師走。やっぱり忙しいですね。以前ほどの更新頻度は難しいのかもしれませんが、細く長くを目標に頑張ります。
さて、約10年ぶりに深在性真菌症の診断基準(European Organization for Research and Treatment of Cancer and the Mycoses Study Group, EORTC/MSG)が改訂されました。とはいえ、そんなに大きな変更点はないのですが。
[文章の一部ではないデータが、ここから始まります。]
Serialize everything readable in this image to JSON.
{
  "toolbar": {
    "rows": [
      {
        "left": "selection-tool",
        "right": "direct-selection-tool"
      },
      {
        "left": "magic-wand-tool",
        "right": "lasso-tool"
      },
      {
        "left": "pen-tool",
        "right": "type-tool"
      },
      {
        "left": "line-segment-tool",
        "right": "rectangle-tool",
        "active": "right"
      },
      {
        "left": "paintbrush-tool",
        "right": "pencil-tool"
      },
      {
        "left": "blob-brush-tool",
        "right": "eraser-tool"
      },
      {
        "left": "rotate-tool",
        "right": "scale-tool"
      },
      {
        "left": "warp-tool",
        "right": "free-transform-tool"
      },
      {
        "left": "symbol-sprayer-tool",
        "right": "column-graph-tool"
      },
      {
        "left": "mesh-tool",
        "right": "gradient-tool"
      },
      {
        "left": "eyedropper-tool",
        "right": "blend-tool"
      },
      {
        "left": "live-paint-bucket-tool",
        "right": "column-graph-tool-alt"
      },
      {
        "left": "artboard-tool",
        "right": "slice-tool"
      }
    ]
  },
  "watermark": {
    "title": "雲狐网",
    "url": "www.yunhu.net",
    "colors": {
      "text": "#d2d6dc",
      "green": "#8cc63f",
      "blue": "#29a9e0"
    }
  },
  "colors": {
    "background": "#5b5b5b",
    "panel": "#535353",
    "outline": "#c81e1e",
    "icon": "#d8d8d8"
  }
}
この間に様々な分子標的治療薬が登場し、薬剤による免疫不全も少し変わりました(より強力かつシンプルに)。
診断について言えば、スタンダードはやはり微生物学的診断ですが、深在性真菌症を発症する様な患者さんはそもそも具合が悪い人が多く、適切な検体採取が困難なこともしばしばあり、実臨床では血清診断などが使用されます。
この10年の間にPCR検査の知見が増え、MALDI-TOF-MSやT2Candidaなど新しく、より迅速に菌の同定ができる検査が臨床レベルまで普及してきました。これにより、10年前の診断基準と比較してprobableに入る患者が増えたはずです。
日本ではβ-D-グルカン検査が(やや過剰なくらい)頻用されていますが、欧州ではそうでもないようです。したがって英文の文献が非常に限られています(少しずつ増えてはいます)。限界を知れば非常によい検査方法であり、遺伝子検査と比べてもコストは小さいはずですから、これらを上手に組み合わせるのがベストではないでしょうか。
実臨床では微生物検査にこだわるのはもちろんですが、患者さんによってはエンピリックな抗真菌薬治療が必要な方もいます。
改訂になった点の背景を理解し、適切な診断・抗真菌薬使用に努めたいと思います。